Alors que l’Assemblée nationale s’apprête à examiner un texte historique pour tourner juridiquement la page du Code noir, plusieurs organisations militantes, dont le CRAN(Conseil représentatif des associations noires de France), appellent à reconnaître pleinement les responsabilités de l’État français dans la traite et l’exploitation colonialeet à ouvrir un véritable processus de réparation mémorielle et économique.

« L’abrogation du Code noir ne suffit pas si elle ne s’accompagne pas d’un engagement clair à réparer les injustices qu’il a légalisées », a déclaré Patrick Lozès, ancien président du CRAN.

Le texte de loi devrait être présenté d’ici l’été 2025. Tous les groupes parlementaires ont d’ores et déjà exprimé leur soutien à un vote unanime.

Chronologie : Le Code noir et l’esclavage dans les colonies françaises

1685 – Promulgation du Code noir par Louis XIV. Ce texte légifère l’esclavage dans les colonies françaises des Antilles, réduit les personnes noires au statut de biens meubles, impose la conversion au catholicisme et autorise les châtiments corporels.

1723 – Extension du Code noir aux Mascareignes (île Bourbon – actuelle Réunion, île de France – actuelle Maurice).

1724 – Extension du Code noir à la Louisiane française.

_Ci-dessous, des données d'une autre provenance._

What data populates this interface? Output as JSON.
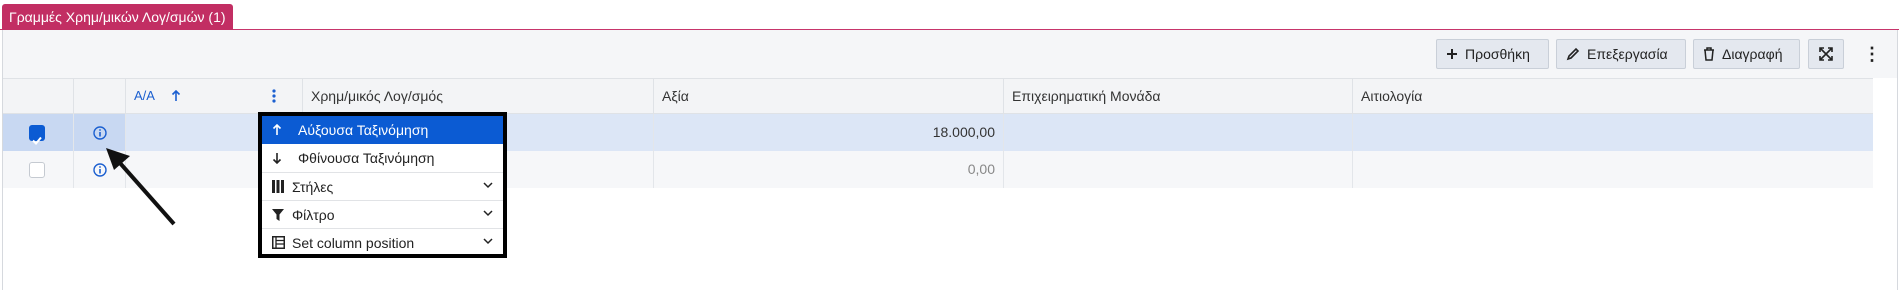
{
  "tab": {
    "label": "Γραμμές Χρημ/μικών Λογ/σμών (1)"
  },
  "toolbar": {
    "add_label": "Προσθήκη",
    "edit_label": "Επεξεργασία",
    "delete_label": "Διαγραφή",
    "more_label": "⋮"
  },
  "colors": {
    "accent": "#c22e63",
    "selection": "#0b5bd3",
    "row_selected": "#dce6f6"
  },
  "table": {
    "columns": [
      "Α/Α",
      "Χρημ/μικός Λογ/σμός",
      "Αξία",
      "Επιχειρηματική Μονάδα",
      "Αιτιολογία"
    ],
    "rows": [
      {
        "selected": true,
        "aa": "",
        "account": "",
        "value": "18.000,00",
        "business_unit": "",
        "reason": ""
      },
      {
        "selected": false,
        "aa": "",
        "account": "",
        "value": "0,00",
        "business_unit": "",
        "reason": ""
      }
    ]
  },
  "column_menu": {
    "items": [
      {
        "label": "Αύξουσα Ταξινόμηση",
        "icon": "arrow-up-icon",
        "active": true
      },
      {
        "label": "Φθίνουσα Ταξινόμηση",
        "icon": "arrow-down-icon",
        "active": false
      },
      {
        "label": "Στήλες",
        "icon": "columns-icon",
        "submenu": true
      },
      {
        "label": "Φίλτρο",
        "icon": "filter-icon",
        "submenu": true
      },
      {
        "label": "Set column position",
        "icon": "table-icon",
        "submenu": true
      }
    ]
  }
}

1794 – Première abolition de l’esclavage par la Convention nationale durant la Révolution française.

1802 – Rétablissement de l’esclavage par Napoléon Bonaparte dans les colonies françaises, sans toutefois rétablir explicitement le Code noir.

1804 – Indépendance d’Haïti, première république noire du monde. La France refuse de la reconnaître jusqu’en 1825.

1825 – Le roi Charles X impose à Haïti une indemnité de 150 millions de francs-or, en échange de la reconnaissance de son indépendance, pour « dédommager les anciens colons français ».

1848 – Abolition définitive de l’esclavage en France et dans ses colonies, par décret de Victor Schœlcher sous la Deuxième République.

1849 – 2024 – Bien que l’esclavage ait été aboli, le Code noir n’est jamais formellement abrogé, demeurant dans les archives juridiques françaises.

13 mai 2025 – Le Premier ministre François Bayrou annonce la présentation prochaine d’un projet de loi visant à abroger officiellement le Code noir, à l’Assemblée nationale.